NFL To Announce Suspensions For Helmet To Helmet Hits
Added on Oct 18, 2010 by Jason Kearney in
Following a weekend of carnage in which a college football player was critically injured and several NFL players sidelined by helmet to helmet hits the NFL has announced that they’ll no longer be tolerated at the professional level. In the past the NFL has fined first and in some cases second time offenders, but under the revised policy even first time offenders will be suspended. Currently, players can be ejected from games for illegal hits but it rarely happens.
Ray Anderson, the NFL’s President of Football Operations, made the new position crystal clear:
“We can’t and won’t tolerate what we saw Sunday. We’ve got to get the message to players that these devastating hits and head shots will be met with a very necessary higher standard of accountability. We have to dispel the notion that you get one free pass in these egregious or flagrant shots.”
“What we saw Sunday was disturbing. We’re talking about avoiding life-altering impacts.”
Props to the NFL for not messing around here. This is why they are and will be the most powerful property in sports–they saw a situation that had serious potential repercussions for the health and well being of their players as well as their public image and took immediate action. No blaming the media for the situation. No prevarication or equivocation–just taking responsibility and taking action.
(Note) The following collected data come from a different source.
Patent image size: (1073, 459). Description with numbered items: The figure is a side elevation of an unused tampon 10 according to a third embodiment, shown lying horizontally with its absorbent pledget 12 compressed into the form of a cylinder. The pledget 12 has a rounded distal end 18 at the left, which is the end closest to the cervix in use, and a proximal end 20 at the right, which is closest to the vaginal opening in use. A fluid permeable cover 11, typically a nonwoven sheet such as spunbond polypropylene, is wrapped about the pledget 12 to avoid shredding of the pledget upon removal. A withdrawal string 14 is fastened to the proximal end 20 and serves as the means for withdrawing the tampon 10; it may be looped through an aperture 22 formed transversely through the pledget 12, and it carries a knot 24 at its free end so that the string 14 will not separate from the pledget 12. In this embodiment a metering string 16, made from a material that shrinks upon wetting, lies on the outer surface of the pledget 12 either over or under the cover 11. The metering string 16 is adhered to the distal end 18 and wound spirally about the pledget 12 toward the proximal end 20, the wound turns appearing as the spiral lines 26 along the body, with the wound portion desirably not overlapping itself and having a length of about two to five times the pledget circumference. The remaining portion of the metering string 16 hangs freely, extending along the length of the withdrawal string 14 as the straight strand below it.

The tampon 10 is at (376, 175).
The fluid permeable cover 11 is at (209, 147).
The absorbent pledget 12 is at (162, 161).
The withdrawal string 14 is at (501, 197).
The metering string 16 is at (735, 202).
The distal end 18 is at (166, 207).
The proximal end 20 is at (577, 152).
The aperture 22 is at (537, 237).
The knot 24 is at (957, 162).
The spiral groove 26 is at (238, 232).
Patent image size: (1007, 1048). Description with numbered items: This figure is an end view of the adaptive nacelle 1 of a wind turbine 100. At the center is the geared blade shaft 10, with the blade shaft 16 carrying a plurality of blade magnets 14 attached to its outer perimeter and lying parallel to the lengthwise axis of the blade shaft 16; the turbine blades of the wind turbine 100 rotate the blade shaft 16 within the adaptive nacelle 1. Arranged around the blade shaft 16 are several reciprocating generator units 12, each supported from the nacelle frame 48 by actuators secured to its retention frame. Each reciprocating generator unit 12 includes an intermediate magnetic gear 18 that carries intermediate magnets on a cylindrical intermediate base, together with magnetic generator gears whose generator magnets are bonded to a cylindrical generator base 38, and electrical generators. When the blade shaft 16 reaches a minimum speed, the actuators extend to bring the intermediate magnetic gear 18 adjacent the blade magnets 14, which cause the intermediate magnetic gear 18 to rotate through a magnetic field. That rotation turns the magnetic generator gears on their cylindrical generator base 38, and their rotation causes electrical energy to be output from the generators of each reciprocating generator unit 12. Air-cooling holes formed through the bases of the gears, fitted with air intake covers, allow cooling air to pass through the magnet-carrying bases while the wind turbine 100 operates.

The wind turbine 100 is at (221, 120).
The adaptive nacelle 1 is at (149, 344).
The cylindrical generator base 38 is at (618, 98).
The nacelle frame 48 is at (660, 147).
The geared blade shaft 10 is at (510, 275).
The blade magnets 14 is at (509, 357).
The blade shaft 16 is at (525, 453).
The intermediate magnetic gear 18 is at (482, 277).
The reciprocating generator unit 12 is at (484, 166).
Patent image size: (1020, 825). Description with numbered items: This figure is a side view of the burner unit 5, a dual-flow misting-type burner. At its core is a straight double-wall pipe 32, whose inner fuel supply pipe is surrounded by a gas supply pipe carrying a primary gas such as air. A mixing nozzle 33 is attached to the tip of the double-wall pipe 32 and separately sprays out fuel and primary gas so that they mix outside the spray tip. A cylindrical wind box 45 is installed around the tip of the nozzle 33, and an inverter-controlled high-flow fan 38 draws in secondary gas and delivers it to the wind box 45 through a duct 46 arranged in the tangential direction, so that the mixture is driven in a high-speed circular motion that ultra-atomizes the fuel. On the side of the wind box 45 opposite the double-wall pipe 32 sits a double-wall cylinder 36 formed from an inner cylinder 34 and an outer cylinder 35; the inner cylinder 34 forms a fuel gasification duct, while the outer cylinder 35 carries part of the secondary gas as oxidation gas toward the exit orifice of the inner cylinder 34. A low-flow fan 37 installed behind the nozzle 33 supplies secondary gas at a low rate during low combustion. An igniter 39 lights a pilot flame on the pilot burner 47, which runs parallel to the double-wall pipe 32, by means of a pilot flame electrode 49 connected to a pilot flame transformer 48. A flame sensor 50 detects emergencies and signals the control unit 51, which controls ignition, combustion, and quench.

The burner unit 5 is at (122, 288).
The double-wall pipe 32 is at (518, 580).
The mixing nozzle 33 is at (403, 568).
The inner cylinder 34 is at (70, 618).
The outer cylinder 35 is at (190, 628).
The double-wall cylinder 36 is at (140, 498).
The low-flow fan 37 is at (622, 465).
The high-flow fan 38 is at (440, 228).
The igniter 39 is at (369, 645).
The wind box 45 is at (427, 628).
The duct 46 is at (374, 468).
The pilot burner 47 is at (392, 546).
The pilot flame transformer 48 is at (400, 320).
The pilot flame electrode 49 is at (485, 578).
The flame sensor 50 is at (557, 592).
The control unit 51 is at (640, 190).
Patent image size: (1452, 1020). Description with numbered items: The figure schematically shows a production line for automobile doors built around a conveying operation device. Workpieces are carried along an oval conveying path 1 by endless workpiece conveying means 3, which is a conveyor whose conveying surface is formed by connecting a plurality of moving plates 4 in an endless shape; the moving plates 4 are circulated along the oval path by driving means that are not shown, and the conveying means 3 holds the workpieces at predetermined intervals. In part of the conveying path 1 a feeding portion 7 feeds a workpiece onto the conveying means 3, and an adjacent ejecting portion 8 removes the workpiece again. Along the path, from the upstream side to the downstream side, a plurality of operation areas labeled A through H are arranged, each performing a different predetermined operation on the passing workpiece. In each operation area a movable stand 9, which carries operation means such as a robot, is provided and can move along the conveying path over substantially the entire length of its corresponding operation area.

A big target of criticism has been Steelers’ linebacker James Harrison who sidelined a pair of Cleveland Browns’ receivers on Sunday. Harrison didn’t exactly downplay the severity of his hits with this ‘I like to hurt people’ quote:
“I don’t want to injure anybody. There’s a big difference between being hurt and being injured. You get hurt, you shake it off and come back the next series or the next game. I try to hurt people.”
Obviously some of that is the mentality that you need to have to be successful as an NFL linebacker. And while I get the distinction between ‘bringing the pain’ and injuring someone at least two of Harrison’s hits on Sunday resulted in injury with Browns’ receivers Joshua Cribbs and Mohamed Massaquoi likely out of Cleveland’s next game with concussions.